Lebih lanjut tentang ini…
Lebih dari 1.138 hak dan tunjangan di tingkat federal diberikan kepada pasangan berdasarkan pernikahan, mulai dari warisan aset bebas pajak hingga akses visa pasangan untuk keperluan imigrasi. Pasangan gay sama sekali tidak ingin mengubah pernikahan pasangan heteroseksual, dan mereka juga tidak ingin memaksa lembaga keagamaan untuk melangsungkan pernikahan yang bertentangan dengan hati nurani mereka. Ini hanyalah tentang mendapatkan hak hukum yang sama dengan keluarga lainnya. Faktanya, Prop 8 California sebenarnya bukan tentang pernikahan, melainkan undang-undang anti-sodomi tentang seks. Tujuan dari keduanya adalah untuk memperkuat status kelas dua bagi kaum gay Amerika. Dan ini bukanlah “tujuan sah” diskriminasi pemerintah.
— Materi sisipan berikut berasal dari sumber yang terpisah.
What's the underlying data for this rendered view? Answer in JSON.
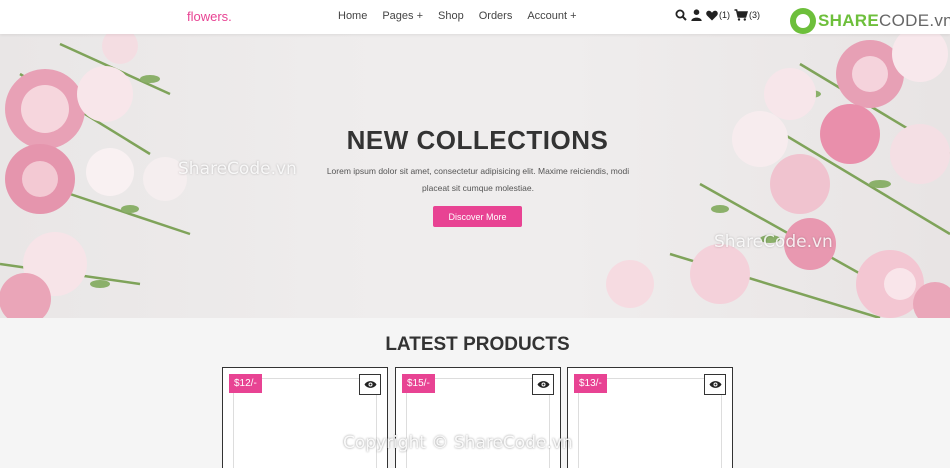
{
  "header": {
    "logo": "flowers.",
    "nav": [
      "Home",
      "Pages +",
      "Shop",
      "Orders",
      "Account +"
    ],
    "wishlist_count": "(1)",
    "cart_count": "(3)"
  },
  "watermark": {
    "logo_main": "SHARE",
    "logo_rest": "CODE.vn",
    "text_left": "ShareCode.vn",
    "text_right": "ShareCode.vn",
    "copyright": "Copyright © ShareCode.vn"
  },
  "hero": {
    "title": "NEW COLLECTIONS",
    "text": "Lorem ipsum dolor sit amet, consectetur adipisicing elit. Maxime reiciendis, modi placeat sit cumque molestiae.",
    "button": "Discover More"
  },
  "products": {
    "title": "LATEST PRODUCTS",
    "items": [
      {
        "price": "$12/-"
      },
      {
        "price": "$15/-"
      },
      {
        "price": "$13/-"
      }
    ]
  },
  "colors": {
    "accent": "#e84393",
    "text": "#333333"
  },
  "icons": [
    "search-icon",
    "user-icon",
    "heart-icon",
    "cart-icon",
    "eye-icon"
  ]
}
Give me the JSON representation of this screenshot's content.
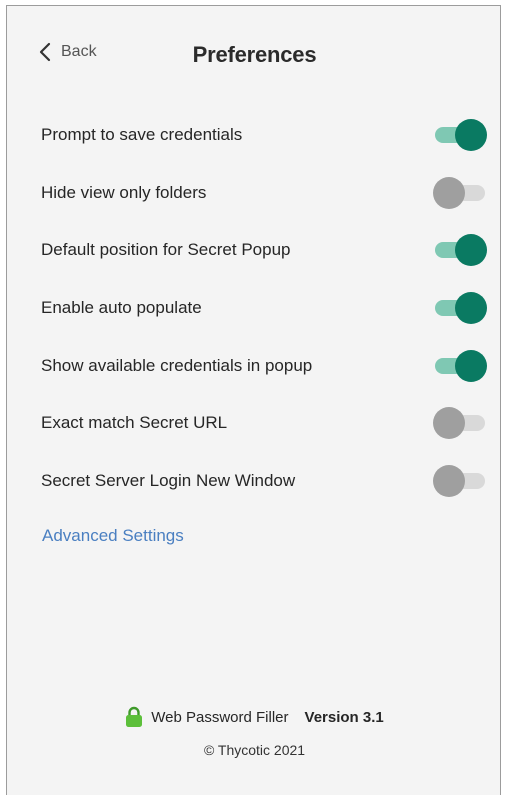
{
  "header": {
    "back_label": "Back",
    "title": "Preferences"
  },
  "settings": [
    {
      "label": "Prompt to save credentials",
      "enabled": true
    },
    {
      "label": "Hide view only folders",
      "enabled": false
    },
    {
      "label": "Default position for Secret Popup",
      "enabled": true
    },
    {
      "label": "Enable auto populate",
      "enabled": true
    },
    {
      "label": "Show available credentials in popup",
      "enabled": true
    },
    {
      "label": "Exact match Secret URL",
      "enabled": false
    },
    {
      "label": "Secret Server Login New Window",
      "enabled": false
    }
  ],
  "advanced_link": "Advanced Settings",
  "footer": {
    "product": "Web Password Filler",
    "version": "Version 3.1",
    "copyright": "© Thycotic 2021"
  },
  "icons": {
    "back": "chevron-left-icon",
    "product": "lock-icon"
  },
  "colors": {
    "toggle_on_knob": "#0a7a62",
    "toggle_on_track": "#7fc8b3",
    "toggle_off_knob": "#9f9f9f",
    "toggle_off_track": "#d9d9d9",
    "link": "#4a7fc1",
    "lock": "#5cbf3a"
  }
}
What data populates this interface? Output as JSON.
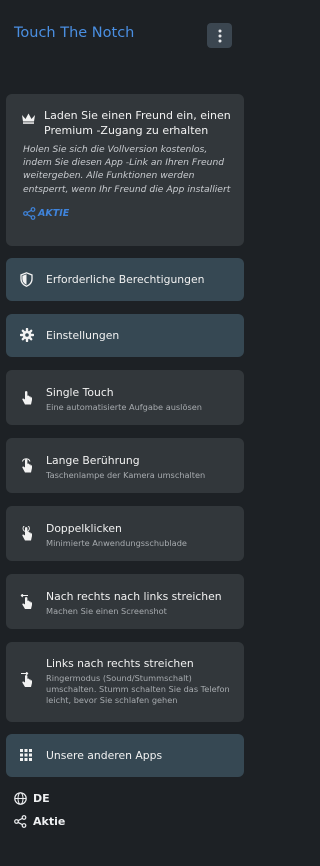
{
  "header": {
    "title": "Touch The Notch",
    "menu_icon": "more-vert-icon"
  },
  "promo": {
    "title": "Laden Sie einen Freund ein, einen Premium -Zugang zu erhalten",
    "body": "Holen Sie sich die Vollversion kostenlos, indem Sie diesen App -Link an Ihren Freund weitergeben. Alle Funktionen werden entsperrt, wenn Ihr Freund die App installiert",
    "share_label": "AKTIE",
    "icon": "crown-icon"
  },
  "menu": {
    "permissions": {
      "label": "Erforderliche Berechtigungen",
      "icon": "shield-icon"
    },
    "settings": {
      "label": "Einstellungen",
      "icon": "gear-icon"
    },
    "gestures": [
      {
        "title": "Single Touch",
        "subtitle": "Eine automatisierte Aufgabe auslösen",
        "icon": "tap-icon"
      },
      {
        "title": "Lange Berührung",
        "subtitle": "Taschenlampe der Kamera umschalten",
        "icon": "long-press-icon"
      },
      {
        "title": "Doppelklicken",
        "subtitle": "Minimierte Anwendungsschublade",
        "icon": "double-tap-icon"
      },
      {
        "title": "Nach rechts nach links streichen",
        "subtitle": "Machen Sie einen Screenshot",
        "icon": "swipe-left-icon"
      },
      {
        "title": "Links nach rechts streichen",
        "subtitle": "Ringermodus (Sound/Stummschalt) umschalten. Stumm schalten Sie das Telefon leicht, bevor Sie schlafen gehen",
        "icon": "swipe-right-icon"
      }
    ],
    "other_apps": {
      "label": "Unsere anderen Apps",
      "icon": "apps-grid-icon"
    }
  },
  "footer": {
    "language": {
      "label": "DE",
      "icon": "globe-icon"
    },
    "share": {
      "label": "Aktie",
      "icon": "share-icon"
    }
  },
  "colors": {
    "background": "#1d2125",
    "card": "#32373b",
    "card_accent": "#364853",
    "title_accent": "#4a8fe2"
  }
}
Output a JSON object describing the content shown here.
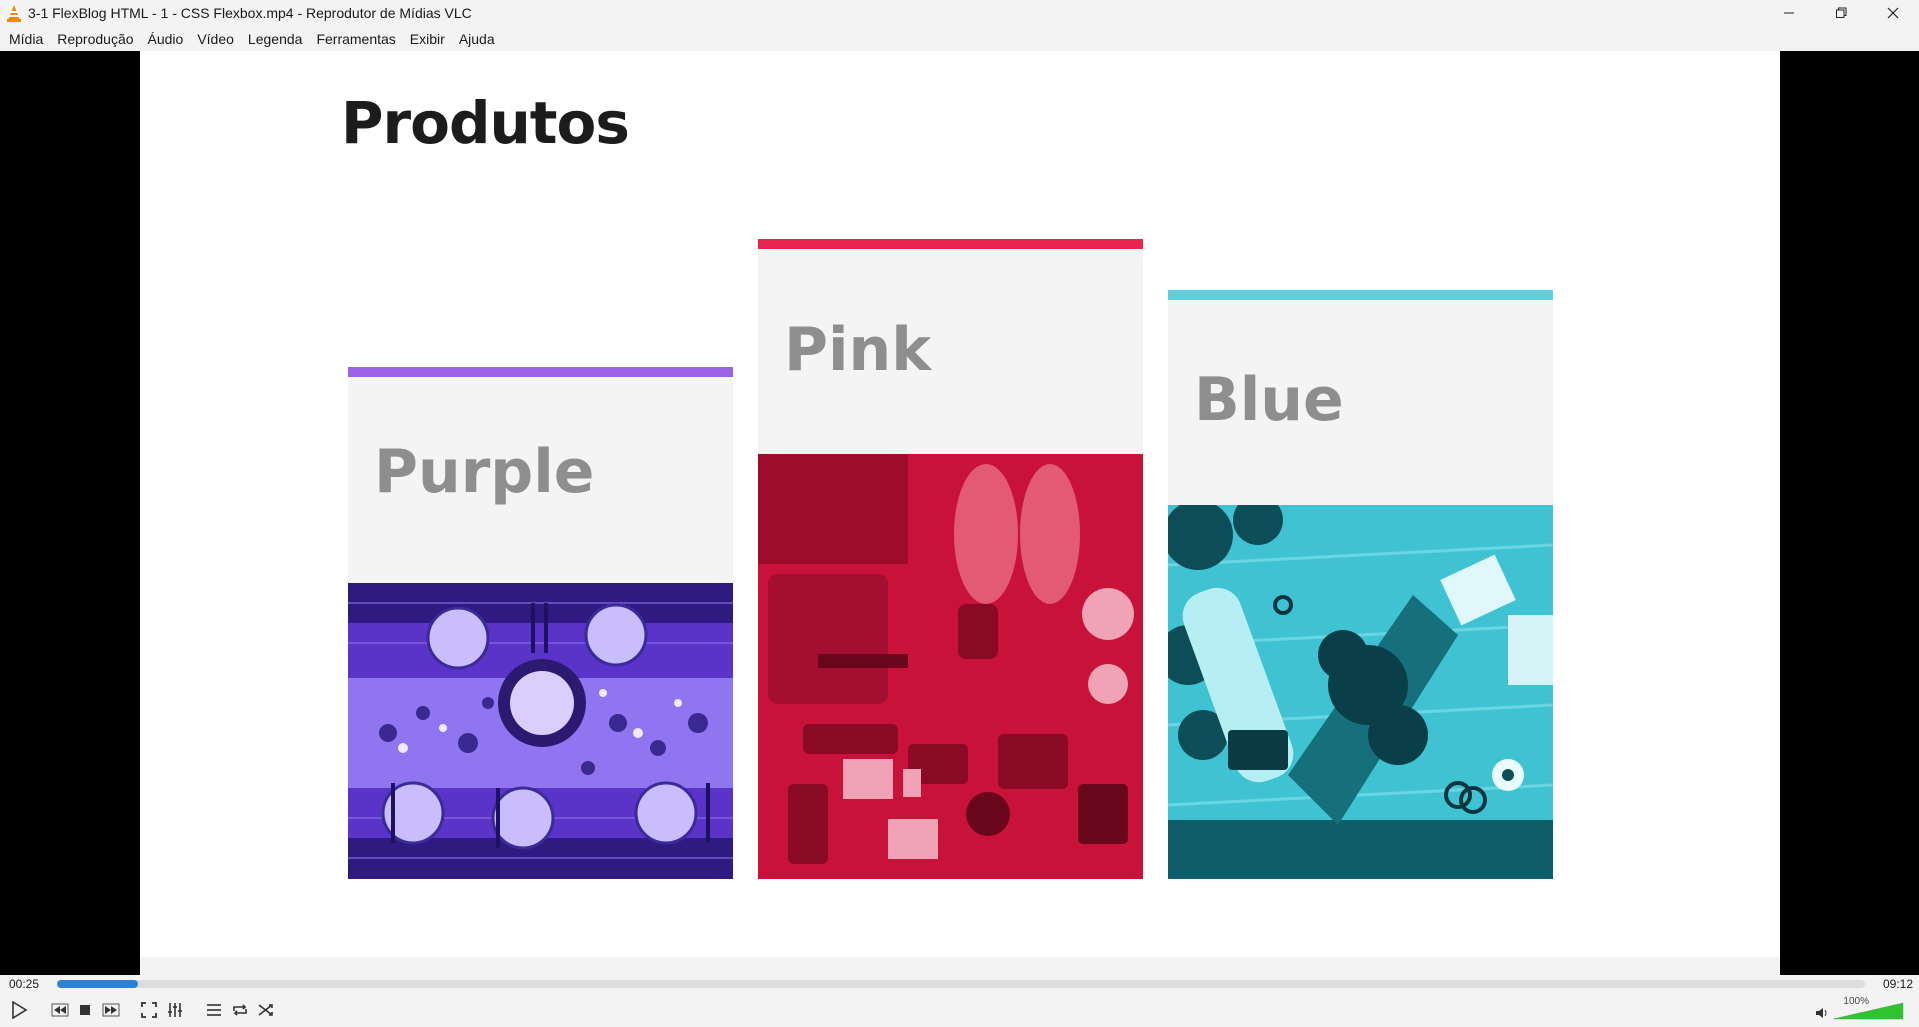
{
  "window": {
    "title": "3-1 FlexBlog HTML - 1 - CSS Flexbox.mp4 - Reprodutor de Mídias VLC",
    "app_icon": "vlc-cone-icon",
    "minimize_icon": "minimize-icon",
    "maximize_icon": "restore-icon",
    "close_icon": "close-icon"
  },
  "menu": {
    "items": [
      "Mídia",
      "Reprodução",
      "Áudio",
      "Vídeo",
      "Legenda",
      "Ferramentas",
      "Exibir",
      "Ajuda"
    ]
  },
  "video_frame": {
    "heading": "Produtos",
    "cards": [
      {
        "label": "Purple",
        "accent": "#9c63e6",
        "tint": "#6a3fd6"
      },
      {
        "label": "Pink",
        "accent": "#e8254f",
        "tint": "#d8143f"
      },
      {
        "label": "Blue",
        "accent": "#5fcfdc",
        "tint": "#2fb8c8"
      }
    ]
  },
  "playback": {
    "current_time": "00:25",
    "total_time": "09:12",
    "progress": 0.045,
    "volume_label": "100%",
    "volume": 1.0,
    "accent_color": "#2d82d4",
    "volume_color": "#2ec42e",
    "buttons": [
      "play-icon",
      "previous-icon",
      "stop-icon",
      "next-icon",
      "fullscreen-icon",
      "extended-settings-icon",
      "playlist-icon",
      "loop-icon",
      "shuffle-icon"
    ]
  }
}
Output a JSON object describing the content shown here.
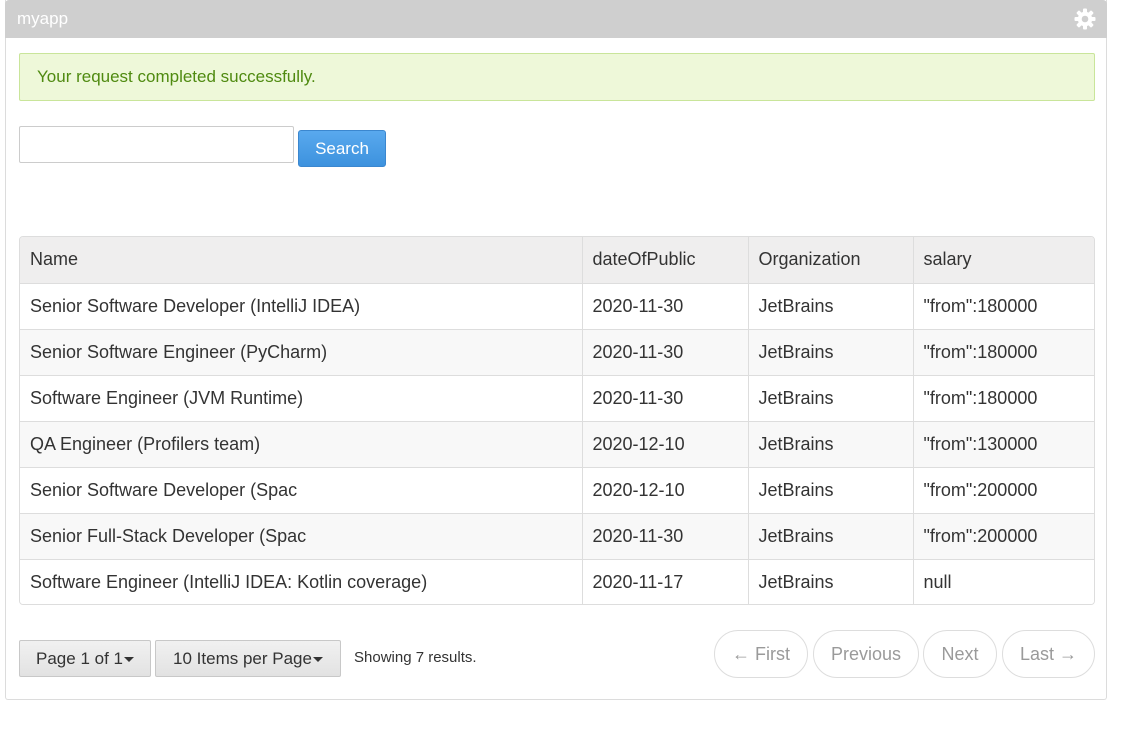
{
  "app": {
    "title": "myapp",
    "settings_icon": "gear-icon"
  },
  "alert": {
    "message": "Your request completed successfully."
  },
  "search": {
    "value": "",
    "button_label": "Search"
  },
  "table": {
    "columns": [
      "Name",
      "dateOfPublic",
      "Organization",
      "salary"
    ],
    "rows": [
      [
        "Senior Software Developer (IntelliJ IDEA)",
        "2020-11-30",
        "JetBrains",
        "\"from\":180000"
      ],
      [
        "Senior Software Engineer (PyCharm)",
        "2020-11-30",
        "JetBrains",
        "\"from\":180000"
      ],
      [
        "Software Engineer (JVM Runtime)",
        "2020-11-30",
        "JetBrains",
        "\"from\":180000"
      ],
      [
        "QA Engineer (Profilers team)",
        "2020-12-10",
        "JetBrains",
        "\"from\":130000"
      ],
      [
        "Senior Software Developer (Spac",
        "2020-12-10",
        "JetBrains",
        "\"from\":200000"
      ],
      [
        "Senior Full-Stack Developer (Spac",
        "2020-11-30",
        "JetBrains",
        "\"from\":200000"
      ],
      [
        "Software Engineer (IntelliJ IDEA: Kotlin coverage)",
        "2020-11-17",
        "JetBrains",
        "null"
      ]
    ]
  },
  "pagination": {
    "page_label": "Page 1 of 1",
    "items_per_page_label": "10 Items per Page",
    "showing_text": "Showing 7 results.",
    "first_label": "← First",
    "previous_label": "Previous",
    "next_label": "Next",
    "last_label": "Last →"
  },
  "colors": {
    "titlebar": "#cfcfcf",
    "alert_bg": "#eef8d9",
    "alert_text": "#4f8a10",
    "primary_button": "#4a9ee8"
  }
}
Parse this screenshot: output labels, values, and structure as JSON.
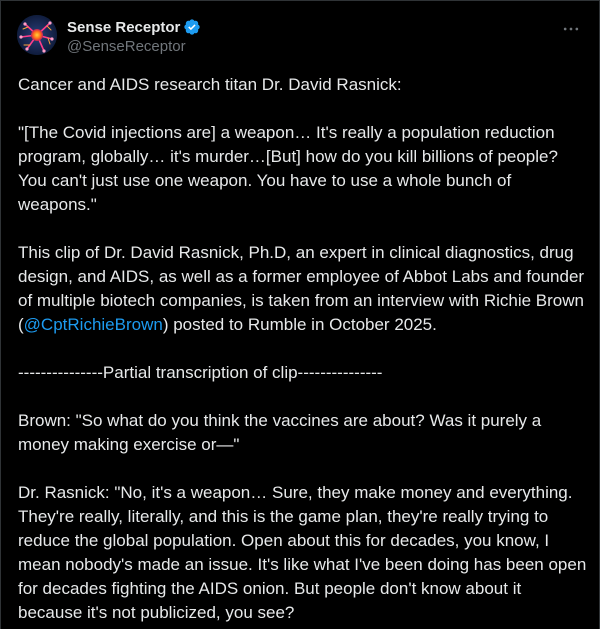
{
  "author": {
    "display_name": "Sense Receptor",
    "handle": "@SenseReceptor",
    "verified": true,
    "verified_color": "#1d9bf0"
  },
  "menu": {
    "icon": "more-horizontal-icon"
  },
  "post": {
    "intro": "Cancer and AIDS research titan Dr. David Rasnick:",
    "quote": "\"[The Covid injections are] a weapon… It's really a population reduction program, globally… it's murder…[But] how do you kill billions of people? You can't just use one weapon. You have to use a whole bunch of weapons.\"",
    "bio_before": "This clip of Dr. David Rasnick, Ph.D, an expert in clinical diagnostics, drug design, and AIDS, as well as a former employee of Abbot Labs and founder of multiple biotech companies, is taken from an interview with Richie Brown (",
    "mention": "@CptRichieBrown",
    "bio_after": ") posted to Rumble in October 2025.",
    "divider": "---------------Partial transcription of clip---------------",
    "brown_question": "Brown: \"So what do you think the vaccines are about? Was it purely a money making exercise or—\"",
    "rasnick_answer": "Dr. Rasnick: \"No, it's a weapon… Sure, they make money and everything. They're really, literally, and this is the game plan, they're really trying to reduce the global population. Open about this for decades, you know, I mean nobody's made an issue. It's like what I've been doing has been open for decades fighting the AIDS onion. But people don't know about it because it's not publicized,  you see?"
  },
  "colors": {
    "background": "#000000",
    "text": "#e7e9ea",
    "secondary_text": "#71767b",
    "accent": "#1d9bf0"
  }
}
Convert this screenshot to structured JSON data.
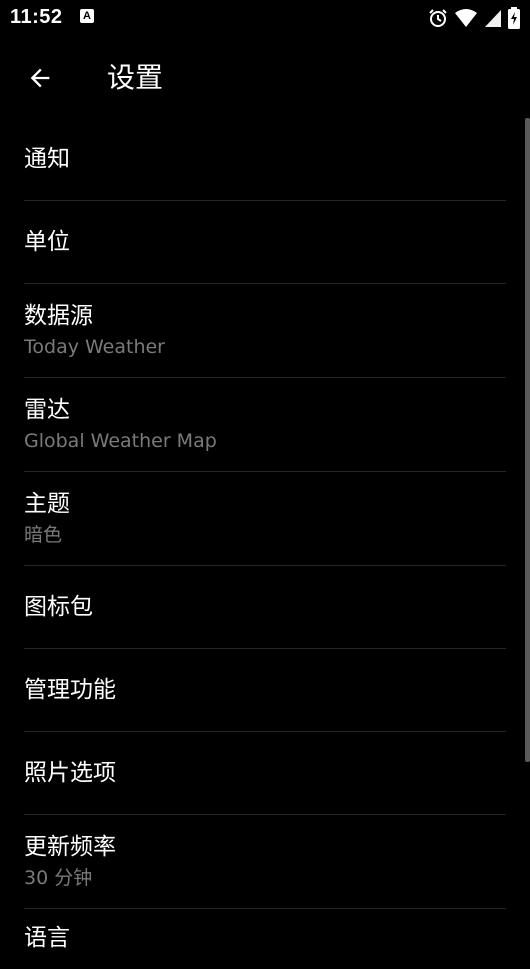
{
  "status_bar": {
    "time": "11:52",
    "notification_icon_letter": "A",
    "icons": [
      "a-app-icon",
      "alarm-icon",
      "wifi-icon",
      "signal-icon",
      "battery-icon"
    ]
  },
  "app_bar": {
    "title": "设置"
  },
  "settings": {
    "items": [
      {
        "title": "通知"
      },
      {
        "title": "单位"
      },
      {
        "title": "数据源",
        "summary": "Today Weather"
      },
      {
        "title": "雷达",
        "summary": "Global Weather Map"
      },
      {
        "title": "主题",
        "summary": "暗色"
      },
      {
        "title": "图标包"
      },
      {
        "title": "管理功能"
      },
      {
        "title": "照片选项"
      },
      {
        "title": "更新频率",
        "summary": "30 分钟"
      },
      {
        "title": "语言"
      }
    ]
  },
  "colors": {
    "background": "#000000",
    "text_primary": "#ffffff",
    "text_secondary": "#7a7a7a",
    "divider": "#262626",
    "scrollbar": "#5a5a5a"
  }
}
Tidak jelas dari sidang hari ini bagaimana Pengadilan dapat memutuskan Prop 8. Masih terdapat kemungkinan bahwa Pengadilan dapat menghindari pertanyaan substantif atau mengambil keputusan berdasarkan alasan sempit yang hanya berdampak pada negara bagian California dan bukan negara bagian lainnya. Apa pun dampaknya, hak-hak ratusan ribu keluarga seperti saya akan sangat terpengaruh oleh keputusan Mahkamah Agung mengenai dua kasus kesetaraan pernikahan yang disidangkan minggu ini. Tidak diragukan lagi, keputusan Pengadilan akan membuat perbedaan dalam realitas hukum dan politik jangka pendek yang dihadapi pasangan sesama jenis.
Namun ketika Martin Luther King berbicara tentang keadilan yang “bergulir seperti air dan keadilan seperti aliran air yang deras,” dia sedang mengangkat sejarah panjang yang pada akhirnya mengarah pada perlakuan yang setara dan keadilan bagi semua. Mahkamah Agung mungkin terburu-buru, menunda, atau menghindari proses peradilan, namun sanksi terhadap bias anti-gay dan diskriminasi yang dilegalkan terhadap keluarga gay suatu hari nanti akan menjadi peninggalan masa lalu yang buruk.
Ketika Ketua Hakim Roberts dikukuhkan di pengadilan, sepupu lesbiannya, seorang liberal, dengan antusias mendukung pengangkatannya. Mengapa? “Beliau adalah keluarga,” jelasnya seraya mengutarakan nilai-nilai bersama yang juga harus terus kita perjuangkan sebagai bangsa.